- 哲学論叢 (ISSN:0914143X)
- vol.33, pp.43-54, 2006
"In Grundlagen, Frege claims that (cardinal) numbers are objects existing on their own. But his realistic view about numbers faces an epistemological problem. For Frege, while numbers are objective entities, they can’t be given to us in standard ways (perception, intuition or representation). Numbers are abstract objects. It is natural then to ask: why would Frege adopt such a problematic ontology of numbers? And, how can we say for certain that there are indeed such abstract objects? This paper tackles these two questions. For the former, I give a characterization of his conception of numbers in terms of his logicist project and the insights underlying it, and show that for Frege numbers must be ‘logical objects’. To establish existence of numbers as logical objects, Frege in Grundlagen attempts to define them contextually by using so-called Hume’s Principle.
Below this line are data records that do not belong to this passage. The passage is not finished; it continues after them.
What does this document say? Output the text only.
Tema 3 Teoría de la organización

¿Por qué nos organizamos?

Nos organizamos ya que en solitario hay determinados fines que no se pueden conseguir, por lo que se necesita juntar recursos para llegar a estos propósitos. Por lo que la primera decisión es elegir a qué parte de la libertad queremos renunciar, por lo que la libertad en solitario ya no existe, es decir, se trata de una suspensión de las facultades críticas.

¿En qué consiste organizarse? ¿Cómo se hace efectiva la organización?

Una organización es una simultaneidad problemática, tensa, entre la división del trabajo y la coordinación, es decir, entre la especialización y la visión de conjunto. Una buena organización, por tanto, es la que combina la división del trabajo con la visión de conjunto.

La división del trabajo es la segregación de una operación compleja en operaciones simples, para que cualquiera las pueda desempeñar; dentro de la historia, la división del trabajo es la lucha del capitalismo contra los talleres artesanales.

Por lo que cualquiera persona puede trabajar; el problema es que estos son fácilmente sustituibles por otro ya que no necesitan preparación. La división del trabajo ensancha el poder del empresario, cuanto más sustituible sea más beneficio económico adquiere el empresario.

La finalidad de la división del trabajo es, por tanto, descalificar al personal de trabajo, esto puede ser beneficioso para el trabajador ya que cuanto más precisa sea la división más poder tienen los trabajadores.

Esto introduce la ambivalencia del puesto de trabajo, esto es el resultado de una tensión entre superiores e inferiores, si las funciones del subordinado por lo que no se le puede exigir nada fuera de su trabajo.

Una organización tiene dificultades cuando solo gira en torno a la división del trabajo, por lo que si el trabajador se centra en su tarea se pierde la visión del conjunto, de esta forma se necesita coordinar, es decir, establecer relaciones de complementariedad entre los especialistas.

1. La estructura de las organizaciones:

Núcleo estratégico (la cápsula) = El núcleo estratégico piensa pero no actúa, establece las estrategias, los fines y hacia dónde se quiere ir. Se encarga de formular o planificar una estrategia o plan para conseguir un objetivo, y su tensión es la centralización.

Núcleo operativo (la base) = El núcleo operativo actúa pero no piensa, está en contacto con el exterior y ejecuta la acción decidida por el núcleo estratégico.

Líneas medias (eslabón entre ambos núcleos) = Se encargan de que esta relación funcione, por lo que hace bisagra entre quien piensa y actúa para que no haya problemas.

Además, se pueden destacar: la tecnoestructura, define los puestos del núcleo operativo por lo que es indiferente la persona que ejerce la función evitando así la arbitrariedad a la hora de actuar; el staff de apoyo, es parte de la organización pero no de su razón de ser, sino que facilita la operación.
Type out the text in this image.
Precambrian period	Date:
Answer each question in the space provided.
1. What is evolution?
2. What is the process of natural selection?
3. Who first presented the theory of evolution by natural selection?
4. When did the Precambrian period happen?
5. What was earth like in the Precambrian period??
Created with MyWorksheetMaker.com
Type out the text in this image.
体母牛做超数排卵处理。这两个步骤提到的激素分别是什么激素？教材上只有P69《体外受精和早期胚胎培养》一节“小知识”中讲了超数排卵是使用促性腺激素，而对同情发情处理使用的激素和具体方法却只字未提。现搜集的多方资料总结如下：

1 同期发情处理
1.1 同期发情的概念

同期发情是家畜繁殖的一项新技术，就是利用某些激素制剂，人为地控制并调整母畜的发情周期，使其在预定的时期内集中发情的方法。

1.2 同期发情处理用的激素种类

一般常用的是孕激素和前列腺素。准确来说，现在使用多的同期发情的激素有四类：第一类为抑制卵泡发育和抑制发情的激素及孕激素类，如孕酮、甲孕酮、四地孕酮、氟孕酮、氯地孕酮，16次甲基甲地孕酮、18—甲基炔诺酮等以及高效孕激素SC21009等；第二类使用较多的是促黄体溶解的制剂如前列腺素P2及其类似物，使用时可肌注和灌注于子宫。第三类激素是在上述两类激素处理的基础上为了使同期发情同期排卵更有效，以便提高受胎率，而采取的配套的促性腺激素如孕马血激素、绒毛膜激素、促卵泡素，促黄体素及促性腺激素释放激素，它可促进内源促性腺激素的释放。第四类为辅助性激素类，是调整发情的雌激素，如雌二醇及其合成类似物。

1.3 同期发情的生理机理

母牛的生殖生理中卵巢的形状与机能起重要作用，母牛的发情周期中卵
I examine his argument, thereby attempting to provide an answer to the second question. Though a conclusive justification for his attempt can’t be given in this paper, a concept in Frege’s philosophy is proposed in order to better understand his argument. If developed, I am of the opinion that it might be possible for his ontology of numbers to be come less unproblematic and more substantial. Frege’s discussion on numbers contains compelling insights and arguments. It is my hope that some of these are revealed through this exposition."